John Taffer: How Golf Can Save Itself

The game of golf is still a popular game. Addicts can’t get enough of it and equipment sales/rounds are stabilizing with really the main factor being good or bad weather.

Yet like any industry, there’s always room for improvement. How to increase revenue and time spent spending $$$ before or after the round.’s Dylan Dethier spoke with one John Taffer who started his career Grossinger’s Catskill Resort Hotel. As Taffer states, “It was the second hospitality job I’d ever had,” Taffer says. “Golf business, group business, selling to golfers, sponsorship programs — I started very much connected to the golf space. So it’s been a big part of my professional expertise over the years.”

His advice is at least thought-provoking. It’s a great read for anyone connected to the game with the purpose of increasing their golf business acumen.
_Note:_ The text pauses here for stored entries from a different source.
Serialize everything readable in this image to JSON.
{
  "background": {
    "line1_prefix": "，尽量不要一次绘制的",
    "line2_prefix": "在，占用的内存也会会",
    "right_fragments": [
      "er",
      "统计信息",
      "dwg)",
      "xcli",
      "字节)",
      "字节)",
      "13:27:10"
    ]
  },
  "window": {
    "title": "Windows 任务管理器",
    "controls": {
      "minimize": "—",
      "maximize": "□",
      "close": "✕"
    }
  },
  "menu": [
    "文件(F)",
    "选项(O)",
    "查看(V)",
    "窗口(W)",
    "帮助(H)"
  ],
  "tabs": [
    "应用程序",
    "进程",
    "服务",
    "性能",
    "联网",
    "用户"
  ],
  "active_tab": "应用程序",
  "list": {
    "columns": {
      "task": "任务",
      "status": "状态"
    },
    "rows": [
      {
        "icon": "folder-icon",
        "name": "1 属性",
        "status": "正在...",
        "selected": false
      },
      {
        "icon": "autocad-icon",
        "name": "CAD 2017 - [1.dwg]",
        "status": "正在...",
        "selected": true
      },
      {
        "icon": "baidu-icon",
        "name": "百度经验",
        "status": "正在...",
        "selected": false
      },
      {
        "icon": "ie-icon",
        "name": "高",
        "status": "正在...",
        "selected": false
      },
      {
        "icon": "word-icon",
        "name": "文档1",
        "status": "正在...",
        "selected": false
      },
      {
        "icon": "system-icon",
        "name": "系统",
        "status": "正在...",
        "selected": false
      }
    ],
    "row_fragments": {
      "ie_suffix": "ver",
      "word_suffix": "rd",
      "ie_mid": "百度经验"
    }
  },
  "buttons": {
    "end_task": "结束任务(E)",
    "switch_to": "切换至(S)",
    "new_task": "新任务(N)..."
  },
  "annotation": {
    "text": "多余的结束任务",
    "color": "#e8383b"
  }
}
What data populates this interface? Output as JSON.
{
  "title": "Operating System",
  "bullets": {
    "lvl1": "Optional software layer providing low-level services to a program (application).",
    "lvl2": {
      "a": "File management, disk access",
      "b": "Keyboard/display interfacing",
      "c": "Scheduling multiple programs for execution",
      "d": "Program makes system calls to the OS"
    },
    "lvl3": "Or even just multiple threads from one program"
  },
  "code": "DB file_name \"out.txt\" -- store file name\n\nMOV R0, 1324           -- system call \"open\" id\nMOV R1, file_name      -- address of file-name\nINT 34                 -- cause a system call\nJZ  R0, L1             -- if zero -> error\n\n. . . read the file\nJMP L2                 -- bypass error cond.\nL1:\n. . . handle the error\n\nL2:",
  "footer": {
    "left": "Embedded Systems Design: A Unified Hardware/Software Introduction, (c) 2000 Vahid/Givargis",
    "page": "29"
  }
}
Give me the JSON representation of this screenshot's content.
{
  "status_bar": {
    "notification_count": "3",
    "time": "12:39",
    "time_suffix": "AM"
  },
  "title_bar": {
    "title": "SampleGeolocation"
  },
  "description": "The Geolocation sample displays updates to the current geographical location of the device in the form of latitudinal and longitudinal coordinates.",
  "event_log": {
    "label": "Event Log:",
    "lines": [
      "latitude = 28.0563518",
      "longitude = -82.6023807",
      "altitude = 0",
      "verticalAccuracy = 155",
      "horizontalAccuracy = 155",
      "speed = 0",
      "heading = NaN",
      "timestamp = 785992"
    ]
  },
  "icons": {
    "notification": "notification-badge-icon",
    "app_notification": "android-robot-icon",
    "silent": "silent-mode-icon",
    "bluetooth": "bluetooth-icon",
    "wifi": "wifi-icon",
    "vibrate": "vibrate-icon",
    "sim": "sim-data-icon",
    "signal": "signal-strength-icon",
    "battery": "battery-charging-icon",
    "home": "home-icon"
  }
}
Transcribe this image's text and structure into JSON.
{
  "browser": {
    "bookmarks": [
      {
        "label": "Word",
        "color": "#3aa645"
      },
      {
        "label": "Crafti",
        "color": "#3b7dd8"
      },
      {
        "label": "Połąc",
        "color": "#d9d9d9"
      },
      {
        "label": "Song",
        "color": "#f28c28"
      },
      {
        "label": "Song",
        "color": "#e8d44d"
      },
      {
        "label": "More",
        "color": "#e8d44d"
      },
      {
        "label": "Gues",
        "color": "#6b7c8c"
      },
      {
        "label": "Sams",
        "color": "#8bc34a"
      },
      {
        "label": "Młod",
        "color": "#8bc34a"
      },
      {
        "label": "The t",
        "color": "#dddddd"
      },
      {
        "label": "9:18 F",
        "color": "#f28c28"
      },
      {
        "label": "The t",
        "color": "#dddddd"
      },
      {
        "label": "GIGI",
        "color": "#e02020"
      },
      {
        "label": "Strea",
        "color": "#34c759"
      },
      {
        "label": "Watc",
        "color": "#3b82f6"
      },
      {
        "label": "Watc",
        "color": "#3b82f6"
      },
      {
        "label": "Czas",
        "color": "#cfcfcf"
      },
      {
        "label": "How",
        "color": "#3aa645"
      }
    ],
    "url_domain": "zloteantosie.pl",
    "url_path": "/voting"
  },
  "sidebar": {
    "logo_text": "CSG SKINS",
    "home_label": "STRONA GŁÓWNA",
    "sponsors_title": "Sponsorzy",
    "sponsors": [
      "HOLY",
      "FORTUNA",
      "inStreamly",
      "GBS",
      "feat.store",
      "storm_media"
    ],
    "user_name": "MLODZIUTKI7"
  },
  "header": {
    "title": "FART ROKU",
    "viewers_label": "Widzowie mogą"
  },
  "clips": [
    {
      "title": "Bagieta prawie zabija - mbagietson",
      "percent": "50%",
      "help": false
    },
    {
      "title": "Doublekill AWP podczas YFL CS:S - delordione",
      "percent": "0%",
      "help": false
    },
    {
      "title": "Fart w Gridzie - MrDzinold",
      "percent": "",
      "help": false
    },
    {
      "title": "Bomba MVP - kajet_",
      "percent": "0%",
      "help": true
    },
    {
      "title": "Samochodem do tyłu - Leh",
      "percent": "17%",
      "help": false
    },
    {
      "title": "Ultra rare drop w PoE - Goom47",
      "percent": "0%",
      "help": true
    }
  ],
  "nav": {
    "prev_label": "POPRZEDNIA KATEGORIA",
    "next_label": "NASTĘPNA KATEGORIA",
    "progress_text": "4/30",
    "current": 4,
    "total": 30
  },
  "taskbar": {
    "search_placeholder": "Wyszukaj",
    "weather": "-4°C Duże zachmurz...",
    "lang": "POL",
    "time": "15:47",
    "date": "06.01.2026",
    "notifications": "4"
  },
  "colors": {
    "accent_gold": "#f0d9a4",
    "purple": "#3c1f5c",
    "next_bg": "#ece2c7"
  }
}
When you look at the statistics, 44% of golfers play less than 10 times a year and 26% of golfers make up 76% of play. So there’s two things as a golf course that we need to do. We need to get that 44% to play an 11th time. If we do, that’s 10 percent more volume from them, and that’s a big deal. And then, of course, we need to get our 26% to play one more time per year, too. But we need new golfers, and we need frequency. That’s derived experientially.

We need creativity. Different kinds of tournaments, different types of contests, different championships, building food festivals around golf outings, building cocktail programs around the game, creating parties at events at the 19th hole.

I don’t think you can have golf without hospitality; the two are one thing. There is no golf if we don’t work on creating the experience, and that experience doesn’t only happen on the course. We have to take a look at our clubhouses, and at the places we have to work on marketing, on merchandising. The future of golf isn’t just on the greens; it’s in the experience. 

And then we take a look at the fact that 24 million people are playing! That’s still a huge number. Imagine if we could just get another $10 a head off those golfers. Imagine if we could just generate one more drink. One more item of food. Get ‘em to stay one more hour on property to participate in something else when they play golf. Getting them to come beforehand to eat; staying after to eat. We don’t merchandise as well as we could. I think what we need to understand as an industry is that golf is an experience. It’s incredibly social, it’s incredibly beautiful but it takes too damn long for too many people. And I think if we can focus on pace and adding experiences, we could turn those trends around.

Many golf businesses already get it and are ahead of the game. But we all can benefit from new ideas or refreshers.